T he Geneva Magnificent Jewels and Noble Jewels sale on 16 May will feature a fine array of jewels and gems from a superb private collection. The gemstones have been carefully selected and emphasise the elegance and sophistication of the collectors.
Harry Winston is recognised as one of the greatest jewel connoisseurs from the 20th century. “Harry Winston’s almost unerring instincts about gemstones grew over the years to legendary proportions… (His) creativity sprang from a desire to display the finest-quality gemstones in the most elegant settings possible. While he admired the interesting jewellery designs of the Art Deco style, Mr. Winston wanted his settings to place more emphasis on the beauty of the gemstones themselves” (Laurence S. Krashes, Harry Winston. The Ultimate Jeweller).
This particular selection of fine gemstones is perfectly illustrated by several outstanding stones mounted by Harry Winston. Variously shaped D-Colour diamonds lead the selection. A step-cut diamond weighing 12.81 carats has been graded as Internally Flawless (Lot 313); a 16.92 carat marquise-shaped stone has been determined as type IIa and has the potential to be internally flawless after minor repolishing (Lot 325), as has the largest diamond from the collection, a 32.42 carat type IIb pear-shaped stone (Lot 326).
The collectors were taken by the rich and saturated green colour of Colombian emeralds. Two rings by Winston are mounted with beautiful Colombian stones with no indications of clarity modification, as per the SSEF reports. The Swiss Gem lab also issued appendix letters for both gems, the 11.03 carat (Lot 320) and the 21.34 carat (Lot 315), stating that alongside their attractive and saturated green colour combined with a fine purity, the fact that the stones show no indications of clarity modification is a further sign of rarity.
An important Burmese sapphire weighing 45.74 carats is one of the highlights of the jewels from the Maison de Haute Joaillerie Van Cleef & Arpels.

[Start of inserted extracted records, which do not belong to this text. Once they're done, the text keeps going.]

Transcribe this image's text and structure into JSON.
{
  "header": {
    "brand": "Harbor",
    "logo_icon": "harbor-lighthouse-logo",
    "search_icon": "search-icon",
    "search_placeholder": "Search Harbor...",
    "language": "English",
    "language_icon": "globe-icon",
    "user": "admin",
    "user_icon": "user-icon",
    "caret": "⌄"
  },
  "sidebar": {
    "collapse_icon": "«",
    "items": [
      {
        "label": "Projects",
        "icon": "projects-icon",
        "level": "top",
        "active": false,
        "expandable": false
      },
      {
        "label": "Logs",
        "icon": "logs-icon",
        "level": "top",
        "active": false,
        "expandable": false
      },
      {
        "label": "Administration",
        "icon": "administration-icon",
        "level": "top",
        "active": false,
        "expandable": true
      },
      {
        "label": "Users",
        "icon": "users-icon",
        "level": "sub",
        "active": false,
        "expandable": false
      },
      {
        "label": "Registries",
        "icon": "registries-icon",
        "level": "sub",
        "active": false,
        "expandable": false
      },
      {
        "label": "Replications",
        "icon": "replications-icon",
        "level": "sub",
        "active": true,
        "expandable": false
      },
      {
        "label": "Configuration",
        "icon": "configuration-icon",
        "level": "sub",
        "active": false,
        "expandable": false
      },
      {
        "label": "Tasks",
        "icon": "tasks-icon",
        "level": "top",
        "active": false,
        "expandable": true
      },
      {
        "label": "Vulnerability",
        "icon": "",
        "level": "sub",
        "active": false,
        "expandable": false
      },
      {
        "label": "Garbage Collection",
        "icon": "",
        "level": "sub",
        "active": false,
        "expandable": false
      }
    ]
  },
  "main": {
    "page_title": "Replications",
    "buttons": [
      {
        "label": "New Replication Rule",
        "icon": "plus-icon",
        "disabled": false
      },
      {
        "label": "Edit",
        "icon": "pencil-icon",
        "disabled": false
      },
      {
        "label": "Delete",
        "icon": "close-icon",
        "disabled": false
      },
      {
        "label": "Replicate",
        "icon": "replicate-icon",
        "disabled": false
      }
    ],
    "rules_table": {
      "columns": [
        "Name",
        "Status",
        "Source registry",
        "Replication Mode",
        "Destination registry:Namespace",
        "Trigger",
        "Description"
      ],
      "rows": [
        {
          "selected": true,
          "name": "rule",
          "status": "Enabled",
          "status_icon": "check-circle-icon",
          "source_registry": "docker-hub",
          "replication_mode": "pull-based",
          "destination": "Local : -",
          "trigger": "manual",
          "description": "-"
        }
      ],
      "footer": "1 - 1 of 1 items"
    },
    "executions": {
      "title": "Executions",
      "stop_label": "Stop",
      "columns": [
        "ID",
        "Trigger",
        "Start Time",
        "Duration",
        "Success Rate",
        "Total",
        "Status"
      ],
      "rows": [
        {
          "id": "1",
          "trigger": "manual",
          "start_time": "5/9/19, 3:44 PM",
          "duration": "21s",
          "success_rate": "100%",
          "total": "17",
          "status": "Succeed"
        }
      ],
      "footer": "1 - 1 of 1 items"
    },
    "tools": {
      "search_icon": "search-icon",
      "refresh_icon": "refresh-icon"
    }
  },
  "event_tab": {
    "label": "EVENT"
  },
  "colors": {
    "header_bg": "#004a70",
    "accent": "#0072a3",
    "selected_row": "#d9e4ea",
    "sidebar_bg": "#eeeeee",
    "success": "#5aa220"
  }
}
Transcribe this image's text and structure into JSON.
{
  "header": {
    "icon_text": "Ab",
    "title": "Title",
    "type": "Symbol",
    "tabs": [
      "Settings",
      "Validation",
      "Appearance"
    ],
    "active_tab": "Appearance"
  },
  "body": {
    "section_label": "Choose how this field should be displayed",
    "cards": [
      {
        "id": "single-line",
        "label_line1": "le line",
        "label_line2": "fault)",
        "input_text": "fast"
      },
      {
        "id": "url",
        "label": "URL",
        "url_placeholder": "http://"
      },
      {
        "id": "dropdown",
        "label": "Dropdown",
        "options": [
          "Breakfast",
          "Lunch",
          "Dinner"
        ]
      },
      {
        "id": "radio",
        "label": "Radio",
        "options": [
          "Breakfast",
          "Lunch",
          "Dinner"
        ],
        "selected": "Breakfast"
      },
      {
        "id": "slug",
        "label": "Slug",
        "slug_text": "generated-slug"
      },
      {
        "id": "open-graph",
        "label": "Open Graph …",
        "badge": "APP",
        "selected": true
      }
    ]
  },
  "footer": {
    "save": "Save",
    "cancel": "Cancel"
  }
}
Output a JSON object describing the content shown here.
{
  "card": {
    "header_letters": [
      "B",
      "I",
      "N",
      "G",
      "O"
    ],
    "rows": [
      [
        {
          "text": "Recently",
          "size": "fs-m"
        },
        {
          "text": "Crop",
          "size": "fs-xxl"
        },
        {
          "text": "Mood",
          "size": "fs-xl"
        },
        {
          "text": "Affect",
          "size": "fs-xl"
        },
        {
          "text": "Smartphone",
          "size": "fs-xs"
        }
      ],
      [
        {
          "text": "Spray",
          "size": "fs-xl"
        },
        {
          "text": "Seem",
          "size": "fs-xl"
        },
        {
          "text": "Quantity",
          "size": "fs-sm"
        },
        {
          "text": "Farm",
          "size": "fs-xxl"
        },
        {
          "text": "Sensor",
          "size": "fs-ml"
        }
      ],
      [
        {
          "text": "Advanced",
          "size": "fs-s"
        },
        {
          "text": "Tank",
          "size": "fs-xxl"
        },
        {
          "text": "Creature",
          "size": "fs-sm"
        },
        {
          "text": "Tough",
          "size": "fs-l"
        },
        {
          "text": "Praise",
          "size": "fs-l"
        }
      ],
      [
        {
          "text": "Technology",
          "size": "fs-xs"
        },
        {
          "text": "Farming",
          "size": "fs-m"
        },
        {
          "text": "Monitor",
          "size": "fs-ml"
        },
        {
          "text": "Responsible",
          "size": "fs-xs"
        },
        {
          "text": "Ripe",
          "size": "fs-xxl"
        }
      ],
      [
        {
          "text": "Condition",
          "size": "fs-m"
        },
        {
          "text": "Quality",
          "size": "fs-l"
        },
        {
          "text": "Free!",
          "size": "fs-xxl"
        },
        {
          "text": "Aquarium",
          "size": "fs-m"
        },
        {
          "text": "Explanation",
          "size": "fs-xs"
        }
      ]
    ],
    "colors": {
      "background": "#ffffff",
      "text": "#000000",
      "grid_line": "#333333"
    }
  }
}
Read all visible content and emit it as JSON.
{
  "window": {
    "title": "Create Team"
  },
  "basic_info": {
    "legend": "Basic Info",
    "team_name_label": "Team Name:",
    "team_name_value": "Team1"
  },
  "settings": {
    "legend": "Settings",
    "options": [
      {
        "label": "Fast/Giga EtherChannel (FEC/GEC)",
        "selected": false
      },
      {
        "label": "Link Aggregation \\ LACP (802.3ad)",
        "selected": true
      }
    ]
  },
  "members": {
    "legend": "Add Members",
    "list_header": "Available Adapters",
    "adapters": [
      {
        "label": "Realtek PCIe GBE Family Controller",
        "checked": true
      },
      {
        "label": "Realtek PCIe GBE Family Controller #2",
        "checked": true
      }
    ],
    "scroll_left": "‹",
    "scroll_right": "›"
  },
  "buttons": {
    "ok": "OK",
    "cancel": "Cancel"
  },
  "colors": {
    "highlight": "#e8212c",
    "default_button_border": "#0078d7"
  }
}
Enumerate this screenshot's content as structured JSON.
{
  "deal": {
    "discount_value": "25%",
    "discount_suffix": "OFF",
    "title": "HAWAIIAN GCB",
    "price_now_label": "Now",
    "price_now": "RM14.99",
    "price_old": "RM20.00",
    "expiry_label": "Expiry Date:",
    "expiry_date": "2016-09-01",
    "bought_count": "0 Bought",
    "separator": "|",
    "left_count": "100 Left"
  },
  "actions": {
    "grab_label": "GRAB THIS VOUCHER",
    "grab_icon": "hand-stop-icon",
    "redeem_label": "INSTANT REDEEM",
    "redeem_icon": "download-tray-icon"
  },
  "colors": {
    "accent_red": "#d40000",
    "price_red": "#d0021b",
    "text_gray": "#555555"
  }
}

This impressive gemstone exhibits a ‘royal blue’ colour, and is emphasised by a simple mount with tapered baguette diamond shoulders (Lot 312).
When jewellery connoisseurs think of Van Cleef & Arpels, the serti mystérieux, or mystery setting, immediately comes to mind. It was in 1933 that Van Cleef & Arpels developed the mystery setting in its Paris workshops. Alfred Langlois, one of Van Cleef & Arpels’ chief designers, created this technique for setting small, perfectly matched square stones in mosaic patterns, secured by thin wires on the reverse, with no trace of metal between the stones to obstruct the flow of light.
This typical and particular technique is still very much en vogue. The sale includes several fine examples of this iconic Van Cleef & Arpels design: two bracelets set with rubies or sapphires (Lots 323 and 324), and several jewels of floral and foliate motifs (Lots 317, 318, 319 and 322), also set with sapphires or rubies, highlighted with diamonds.
This superb collection, also featuring jewels from Cartier, M. Gérard. Tiffany, Bulgari, Marina B, Boucheron and JAR, is a testimony to the taste and refinement of the owners, and to the timeless elegance of these jewellery houses.